Die übrigen Staatsorgane, der Nationalrat, der Verfassungsgerichtshof, die Landtage, die Gemeindevertretungen sollten ungehindert weiter ihre Funktion ausüben können. Dem VfGH würde sogar eine besonders wichtige Aufgabe zukommen. Es ginge also um die parlamentarische Ermächtigung zu einer kontrollierten Diktatur.

Anzumerken ist, dass sich Ernst Karl Winter selbst damit nicht gänzlich identifizieren konnte, obwohl Winter die Ausarbeitung angeregt hatte. Er schreibt nämlich in einem Editorial dann, dass man Zweifel daran hegen könne, ob die Konstruktion des Staatsrates der politischen Situation noch entspricht; insbesondere ob es angeht, die positive Gesetzgebung des Nationalrates in diesem Staatsrat auch in den außerpolizeilichen Bereichen zu einem bloßen Einspruchsrecht zu denaturieren.

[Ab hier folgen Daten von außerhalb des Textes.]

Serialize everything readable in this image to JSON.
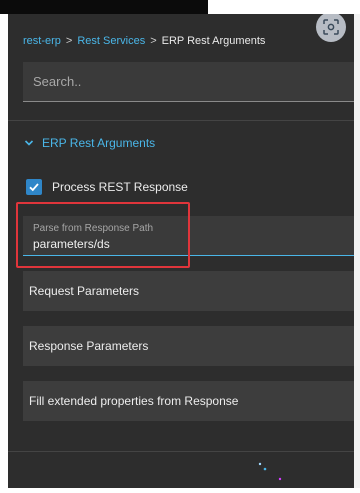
{
  "breadcrumb": {
    "items": [
      "rest-erp",
      "Rest Services"
    ],
    "separator": ">",
    "current": "ERP Rest Arguments"
  },
  "search": {
    "placeholder": "Search.."
  },
  "section": {
    "title": "ERP Rest Arguments",
    "expanded": true
  },
  "checkbox": {
    "label": "Process REST Response",
    "checked": true
  },
  "field": {
    "label": "Parse from Response Path",
    "value": "parameters/ds"
  },
  "accordions": [
    "Request Parameters",
    "Response Parameters",
    "Fill extended properties from Response"
  ],
  "colors": {
    "panel_bg": "#2d2d2d",
    "accent": "#4ab6e8",
    "checkbox": "#2f86c8",
    "highlight": "#e0353b"
  },
  "icons": [
    "screenshot-icon",
    "chevron-down-icon",
    "checkmark-icon"
  ]
}
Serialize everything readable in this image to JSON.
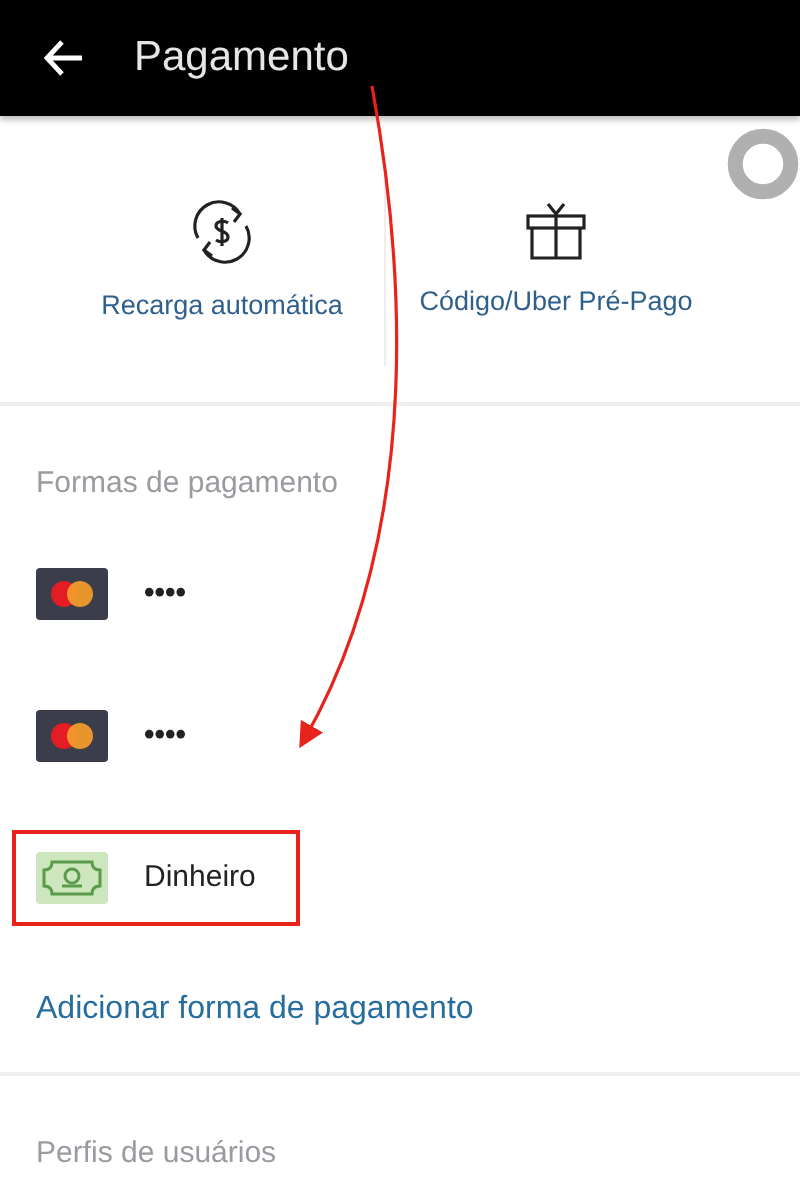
{
  "header": {
    "title": "Pagamento"
  },
  "shortcuts": [
    {
      "kind": "autoreload",
      "label": "Recarga automática"
    },
    {
      "kind": "gift",
      "label": "Código/Uber Pré-Pago"
    },
    {
      "kind": "ring"
    }
  ],
  "payment_section": {
    "heading": "Formas de pagamento",
    "methods": [
      {
        "kind": "card",
        "label": "••••",
        "highlighted": false
      },
      {
        "kind": "card",
        "label": "••••",
        "highlighted": false
      },
      {
        "kind": "cash",
        "label": "Dinheiro",
        "highlighted": true
      }
    ],
    "add_link": "Adicionar forma de pagamento"
  },
  "profiles_section": {
    "heading": "Perfis de usuários"
  }
}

Ich möchte auch betonen, dass es sich bei einer solchen Verfassung inhaltlich nicht mehr um jene von 1920/1929 gehandelt hätte. Fleischer und dann auch Renner hatten aber wohl vor Augen, diese Änderungen auf dem verfassungskonformen Weg des Artikels 44 Abs. 2 B-VG einzuführen. – Wenn im Titel meines Beitrags die Wendung „zurück zum B-VG“ gebraucht wird, so bezieht sich das also auf die formale und nicht auf die materielle Kontinuität.

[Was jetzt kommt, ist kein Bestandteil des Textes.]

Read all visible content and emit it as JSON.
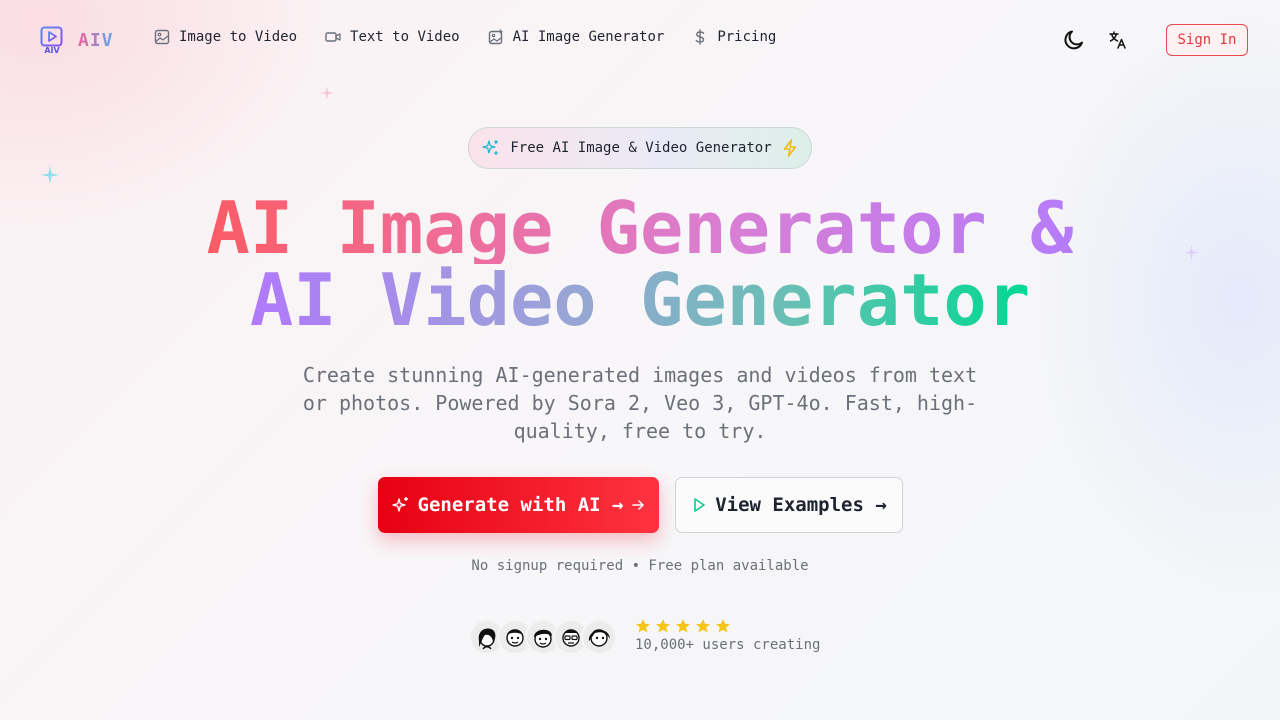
{
  "brand": {
    "name": "AIV",
    "mark_label": "AIV"
  },
  "nav": {
    "items": [
      {
        "label": "Image to Video",
        "icon": "image-icon"
      },
      {
        "label": "Text to Video",
        "icon": "video-camera-icon"
      },
      {
        "label": "AI Image Generator",
        "icon": "image-sparkle-icon"
      },
      {
        "label": "Pricing",
        "icon": "dollar-icon"
      }
    ],
    "theme_toggle_icon": "moon-icon",
    "language_icon": "translate-icon",
    "signin_label": "Sign In"
  },
  "hero": {
    "badge": "Free AI Image & Video Generator",
    "headline_line1": "AI Image Generator &",
    "headline_line2": "AI Video Generator",
    "subtitle": "Create stunning AI-generated images and videos from text or photos. Powered by Sora 2, Veo 3, GPT-4o. Fast, high-quality, free to try.",
    "primary_button": "Generate with AI →",
    "secondary_button": "View Examples →",
    "note": "No signup required • Free plan available"
  },
  "social_proof": {
    "stars": 5,
    "users_text": "10,000+ users creating"
  },
  "colors": {
    "accent_red": "#e60012",
    "star": "#f5c518",
    "gradient_start": "#fb5c66",
    "gradient_end": "#00d991"
  }
}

Fleischers Abhandlung beeinflusste dann eine wohl gewichtigere verfassungspolitische Initiative, die in die gleiche Richtung zielte. Am 26. Oktober 1933 übermittelte Karl Renner, zu dieser Zeit noch formell Präsident des Nationalrates, an den Kabinettsdirektor des Bundespräsidenten, Dr. Löwenthal, in vertraulicherweise den Entwurf einer Notstandsverfassungsnovelle.

Res ad triarios venit, schrieb der stets auch literarische Renner. Nun käme es auf die bewährten Männer an. Und zu dem Grundgedanken bemerkte er Folgendes:

Leitsatz sei es, bestehende Kompetenzen auf andere Organe zu übertragen, die rascher handeln könnten. Diese Übertragung sollte aber die Grundlagen der Gewaltenteilung nicht verschieben. Die Gesetzgebung bliebe bei den Volksbeauftragten, nur gehe sie von National- und Bundesrat über auf Staatsrat und Bundespräsident. Die Exekutive bliebe dem Ministerium; jedoch nehme der Bundespräsident unmittelbar an der Exekutive teil, indem er im Ministerrat einen Kabinettssekretär sitzen habe und mit der Heeresleitung durch einen Kabinettsadjutanten als Verbindungsoffizier in ständiger Verbindung stehe. Damit wäre zum ersten Mal eine Lücke der Verfassung ausgefüllt, so Renner.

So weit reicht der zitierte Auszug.